We weren't happy until we looked like a unicorn had zapped us with a taser.
And Then There's the Smell:
Traverse the halls of any high school and you were immediately assaulted with a combination of aromas like artificial fruit, hot metal, and chemical experiments testing olfactory fortitude.
The safety authorities should've been consulted.
Instead, they were probably off being busy regulating practical things, like forklifts and surgical instruments. Meanwhile, teens were turning bathrooms into science labs and gluing their hair into patterns only seen in geological formations.
Bangs were a competitive sport. The girls of the 80's especially will appreciate this truth:
You didn't HAVE bangs. You TRAINED them.
The goal was to create a massive wave shaped, front-facing hair shelf capable of pinging submarines in the Pacific and stealing satellite photos from Russia.

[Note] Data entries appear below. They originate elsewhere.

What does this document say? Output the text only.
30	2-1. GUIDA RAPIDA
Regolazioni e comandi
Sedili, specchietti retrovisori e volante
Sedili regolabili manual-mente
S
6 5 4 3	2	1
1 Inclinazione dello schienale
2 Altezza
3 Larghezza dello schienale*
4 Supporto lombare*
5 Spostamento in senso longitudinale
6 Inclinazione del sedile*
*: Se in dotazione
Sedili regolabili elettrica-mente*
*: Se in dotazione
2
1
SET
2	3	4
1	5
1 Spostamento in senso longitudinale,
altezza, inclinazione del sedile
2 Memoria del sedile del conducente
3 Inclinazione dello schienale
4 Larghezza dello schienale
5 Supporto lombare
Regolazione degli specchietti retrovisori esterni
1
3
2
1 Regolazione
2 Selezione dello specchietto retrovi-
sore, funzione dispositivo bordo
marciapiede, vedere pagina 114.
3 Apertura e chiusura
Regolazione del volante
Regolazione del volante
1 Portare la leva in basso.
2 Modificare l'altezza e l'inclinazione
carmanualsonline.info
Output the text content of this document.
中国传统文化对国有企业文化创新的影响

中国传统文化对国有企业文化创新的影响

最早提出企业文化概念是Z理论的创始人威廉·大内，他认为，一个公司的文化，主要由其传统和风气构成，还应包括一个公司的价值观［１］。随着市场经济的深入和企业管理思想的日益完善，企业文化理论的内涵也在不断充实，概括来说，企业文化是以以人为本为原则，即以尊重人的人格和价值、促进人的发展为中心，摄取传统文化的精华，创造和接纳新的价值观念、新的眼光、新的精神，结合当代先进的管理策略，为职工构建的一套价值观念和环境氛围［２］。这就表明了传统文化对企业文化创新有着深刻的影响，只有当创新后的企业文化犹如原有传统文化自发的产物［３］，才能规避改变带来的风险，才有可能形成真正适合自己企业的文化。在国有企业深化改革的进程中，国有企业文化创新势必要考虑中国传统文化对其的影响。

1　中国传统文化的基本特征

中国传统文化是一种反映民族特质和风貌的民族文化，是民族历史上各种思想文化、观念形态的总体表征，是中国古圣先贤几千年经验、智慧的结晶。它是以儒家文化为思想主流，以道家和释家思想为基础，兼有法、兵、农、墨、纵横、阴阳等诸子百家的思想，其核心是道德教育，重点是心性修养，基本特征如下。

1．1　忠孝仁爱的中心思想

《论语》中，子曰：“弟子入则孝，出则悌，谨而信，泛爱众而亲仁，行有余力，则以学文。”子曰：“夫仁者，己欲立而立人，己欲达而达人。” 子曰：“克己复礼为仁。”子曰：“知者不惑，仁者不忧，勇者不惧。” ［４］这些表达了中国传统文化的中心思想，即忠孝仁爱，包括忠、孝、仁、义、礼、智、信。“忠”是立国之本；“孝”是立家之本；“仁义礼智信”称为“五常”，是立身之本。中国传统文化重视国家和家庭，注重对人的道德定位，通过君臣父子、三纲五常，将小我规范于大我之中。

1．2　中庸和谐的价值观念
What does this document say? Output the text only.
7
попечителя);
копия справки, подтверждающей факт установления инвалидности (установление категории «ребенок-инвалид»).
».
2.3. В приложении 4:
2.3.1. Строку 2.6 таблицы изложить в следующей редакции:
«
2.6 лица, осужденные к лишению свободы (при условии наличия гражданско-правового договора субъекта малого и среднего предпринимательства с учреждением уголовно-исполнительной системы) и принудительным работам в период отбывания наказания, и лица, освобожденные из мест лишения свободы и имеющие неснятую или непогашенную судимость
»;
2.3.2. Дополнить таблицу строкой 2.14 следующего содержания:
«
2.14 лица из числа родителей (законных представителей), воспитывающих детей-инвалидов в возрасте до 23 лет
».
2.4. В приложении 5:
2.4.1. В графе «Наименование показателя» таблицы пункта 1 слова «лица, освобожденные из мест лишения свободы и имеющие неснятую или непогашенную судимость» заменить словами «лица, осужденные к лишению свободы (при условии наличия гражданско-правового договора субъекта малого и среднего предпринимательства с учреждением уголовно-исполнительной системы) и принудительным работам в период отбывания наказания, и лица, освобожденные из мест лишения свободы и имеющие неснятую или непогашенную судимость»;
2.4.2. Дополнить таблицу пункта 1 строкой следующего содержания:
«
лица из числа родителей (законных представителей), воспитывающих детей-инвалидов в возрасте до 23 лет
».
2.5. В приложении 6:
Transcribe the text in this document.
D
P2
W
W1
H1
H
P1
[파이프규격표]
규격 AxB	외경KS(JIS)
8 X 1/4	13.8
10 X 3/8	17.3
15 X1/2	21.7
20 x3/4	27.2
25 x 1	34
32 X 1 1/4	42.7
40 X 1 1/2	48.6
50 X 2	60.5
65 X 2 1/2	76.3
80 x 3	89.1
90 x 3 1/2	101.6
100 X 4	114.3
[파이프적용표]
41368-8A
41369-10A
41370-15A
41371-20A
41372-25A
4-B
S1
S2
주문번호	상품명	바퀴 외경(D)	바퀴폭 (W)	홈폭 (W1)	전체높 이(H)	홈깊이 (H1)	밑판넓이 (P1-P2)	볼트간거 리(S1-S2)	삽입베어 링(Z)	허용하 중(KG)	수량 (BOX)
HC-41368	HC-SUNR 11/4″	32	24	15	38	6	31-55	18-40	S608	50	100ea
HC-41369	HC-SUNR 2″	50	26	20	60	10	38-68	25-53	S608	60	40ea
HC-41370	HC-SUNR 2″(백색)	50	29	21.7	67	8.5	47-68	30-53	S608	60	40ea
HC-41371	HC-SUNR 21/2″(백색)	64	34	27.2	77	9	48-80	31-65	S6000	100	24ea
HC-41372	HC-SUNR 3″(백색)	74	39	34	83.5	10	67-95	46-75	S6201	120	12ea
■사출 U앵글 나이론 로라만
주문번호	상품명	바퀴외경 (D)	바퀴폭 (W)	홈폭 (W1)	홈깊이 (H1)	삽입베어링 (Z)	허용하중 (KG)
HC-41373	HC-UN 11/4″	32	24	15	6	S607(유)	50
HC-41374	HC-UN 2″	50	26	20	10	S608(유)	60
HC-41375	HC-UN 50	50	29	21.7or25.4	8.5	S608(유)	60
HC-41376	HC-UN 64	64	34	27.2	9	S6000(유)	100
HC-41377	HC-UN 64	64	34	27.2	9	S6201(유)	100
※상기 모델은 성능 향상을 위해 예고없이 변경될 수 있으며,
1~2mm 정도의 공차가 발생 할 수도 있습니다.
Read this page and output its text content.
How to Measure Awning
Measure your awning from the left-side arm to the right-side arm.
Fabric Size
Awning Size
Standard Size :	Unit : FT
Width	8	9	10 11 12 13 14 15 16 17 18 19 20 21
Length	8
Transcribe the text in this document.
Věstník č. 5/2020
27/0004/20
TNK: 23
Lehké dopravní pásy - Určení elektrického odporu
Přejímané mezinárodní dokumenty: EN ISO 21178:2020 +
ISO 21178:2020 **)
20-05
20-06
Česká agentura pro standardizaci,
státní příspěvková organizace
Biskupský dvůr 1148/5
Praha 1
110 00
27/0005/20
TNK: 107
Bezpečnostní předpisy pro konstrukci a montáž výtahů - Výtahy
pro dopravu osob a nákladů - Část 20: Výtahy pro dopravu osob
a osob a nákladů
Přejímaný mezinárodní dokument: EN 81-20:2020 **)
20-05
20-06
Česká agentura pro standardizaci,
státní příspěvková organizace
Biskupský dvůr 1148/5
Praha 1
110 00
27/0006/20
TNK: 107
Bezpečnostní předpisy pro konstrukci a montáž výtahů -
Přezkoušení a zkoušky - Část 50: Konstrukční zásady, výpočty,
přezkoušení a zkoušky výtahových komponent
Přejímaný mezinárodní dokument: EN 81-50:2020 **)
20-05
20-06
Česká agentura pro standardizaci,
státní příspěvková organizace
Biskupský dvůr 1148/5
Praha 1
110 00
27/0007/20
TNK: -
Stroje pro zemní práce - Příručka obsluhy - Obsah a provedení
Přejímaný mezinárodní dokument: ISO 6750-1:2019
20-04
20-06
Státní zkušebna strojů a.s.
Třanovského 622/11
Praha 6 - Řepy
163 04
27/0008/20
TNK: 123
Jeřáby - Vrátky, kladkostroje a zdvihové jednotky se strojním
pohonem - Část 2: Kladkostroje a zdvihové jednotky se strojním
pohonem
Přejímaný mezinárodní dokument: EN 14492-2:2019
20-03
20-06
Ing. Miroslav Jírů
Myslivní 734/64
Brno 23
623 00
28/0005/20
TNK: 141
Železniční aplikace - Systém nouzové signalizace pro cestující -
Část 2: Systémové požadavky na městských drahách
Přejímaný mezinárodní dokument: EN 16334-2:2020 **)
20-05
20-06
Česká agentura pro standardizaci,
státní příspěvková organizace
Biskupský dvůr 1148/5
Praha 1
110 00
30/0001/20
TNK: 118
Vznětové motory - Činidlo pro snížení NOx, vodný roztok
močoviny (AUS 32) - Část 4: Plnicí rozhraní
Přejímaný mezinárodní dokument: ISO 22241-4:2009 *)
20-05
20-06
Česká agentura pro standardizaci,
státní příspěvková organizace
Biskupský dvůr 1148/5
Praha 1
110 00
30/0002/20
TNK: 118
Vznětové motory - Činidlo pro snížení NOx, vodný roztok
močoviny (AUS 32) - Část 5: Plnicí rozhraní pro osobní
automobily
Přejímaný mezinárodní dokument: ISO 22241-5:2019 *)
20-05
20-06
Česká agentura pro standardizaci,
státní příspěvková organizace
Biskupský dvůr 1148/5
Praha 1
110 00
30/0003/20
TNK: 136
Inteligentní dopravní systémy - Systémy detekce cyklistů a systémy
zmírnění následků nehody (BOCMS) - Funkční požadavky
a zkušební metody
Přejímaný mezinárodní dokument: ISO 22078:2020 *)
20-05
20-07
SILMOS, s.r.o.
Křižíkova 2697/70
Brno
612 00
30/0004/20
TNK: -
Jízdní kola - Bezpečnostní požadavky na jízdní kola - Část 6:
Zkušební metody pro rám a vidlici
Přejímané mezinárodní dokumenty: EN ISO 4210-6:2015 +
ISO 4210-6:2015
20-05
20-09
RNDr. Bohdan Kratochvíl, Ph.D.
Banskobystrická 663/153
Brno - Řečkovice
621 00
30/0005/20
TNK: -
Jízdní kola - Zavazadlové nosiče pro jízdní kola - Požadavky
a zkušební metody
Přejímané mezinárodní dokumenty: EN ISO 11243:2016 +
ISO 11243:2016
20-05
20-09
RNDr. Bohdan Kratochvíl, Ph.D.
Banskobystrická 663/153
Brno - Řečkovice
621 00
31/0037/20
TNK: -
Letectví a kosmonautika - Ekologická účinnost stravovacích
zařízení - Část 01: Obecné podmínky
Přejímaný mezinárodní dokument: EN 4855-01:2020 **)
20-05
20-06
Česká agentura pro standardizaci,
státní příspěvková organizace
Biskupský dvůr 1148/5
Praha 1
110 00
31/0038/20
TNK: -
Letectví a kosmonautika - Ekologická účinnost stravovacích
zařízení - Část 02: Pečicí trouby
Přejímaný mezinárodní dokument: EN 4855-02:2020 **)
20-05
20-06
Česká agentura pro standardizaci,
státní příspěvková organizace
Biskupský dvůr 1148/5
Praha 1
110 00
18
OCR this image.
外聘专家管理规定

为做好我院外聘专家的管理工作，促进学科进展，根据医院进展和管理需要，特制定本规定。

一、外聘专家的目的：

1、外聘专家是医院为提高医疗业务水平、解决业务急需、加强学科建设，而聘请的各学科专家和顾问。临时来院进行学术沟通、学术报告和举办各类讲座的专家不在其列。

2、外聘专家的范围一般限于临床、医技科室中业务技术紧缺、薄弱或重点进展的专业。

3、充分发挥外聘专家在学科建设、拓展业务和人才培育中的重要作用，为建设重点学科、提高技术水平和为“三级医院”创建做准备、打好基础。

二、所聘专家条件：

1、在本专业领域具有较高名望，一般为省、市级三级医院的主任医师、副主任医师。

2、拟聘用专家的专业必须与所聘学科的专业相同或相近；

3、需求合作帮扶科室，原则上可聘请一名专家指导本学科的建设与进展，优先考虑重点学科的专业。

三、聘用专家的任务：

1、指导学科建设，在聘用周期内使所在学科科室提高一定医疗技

There Was A Deeper Meaning
However, as with all trends that seem absurd upon reflection, we didn't know it at the time.
That big hair reflected something meaningful: the sheer audacity it took to be a teen in a decade that encouraged maximizing everything.
Maximum noise.
Maximum colour.
Maximum glitter.
And maximum volume, in every sense of the word.
Our hair wasn't making a statement - it WAS the statement. And that statement read as follows:
"I'll take up as much space as I possibly can before adulthood comes crashing down!"
Whaddaya know? First life lesson of this 20 part series incoming.
Modern us tries to compress ourselves into little digital boxes, where everything is as minimal as possible. Tidy and efficient.
Somewhere behind us, though - maybe deep within us - 80's big hair philosophy still whispers. Even if our scalps have been tamed. Or completely abandoned.
Sometimes, you need to take up space. Loudly, ridiculously, and in a manner that could borderline on being hazardous to environmental controls.
Yeah, so we might have accidentally contributed to a small atmospheric glitch. But hey, we did it with style.
So to my fellow mid-lifers I say:
If you're ever feeling small emotionally, physically or mentally - or perhaps just because your boss said "Synergy" and meant it - take a minute to pause and reflect.
Somewhere inside you, that teenager still exists. That young, vibrant being that told the incoming stage of adulthood to "watch out" with all the vim, vitality, and confidence that let us walk around proudly in public while looking like a cotton candy tornado.
If that isn't empowering, nothing is.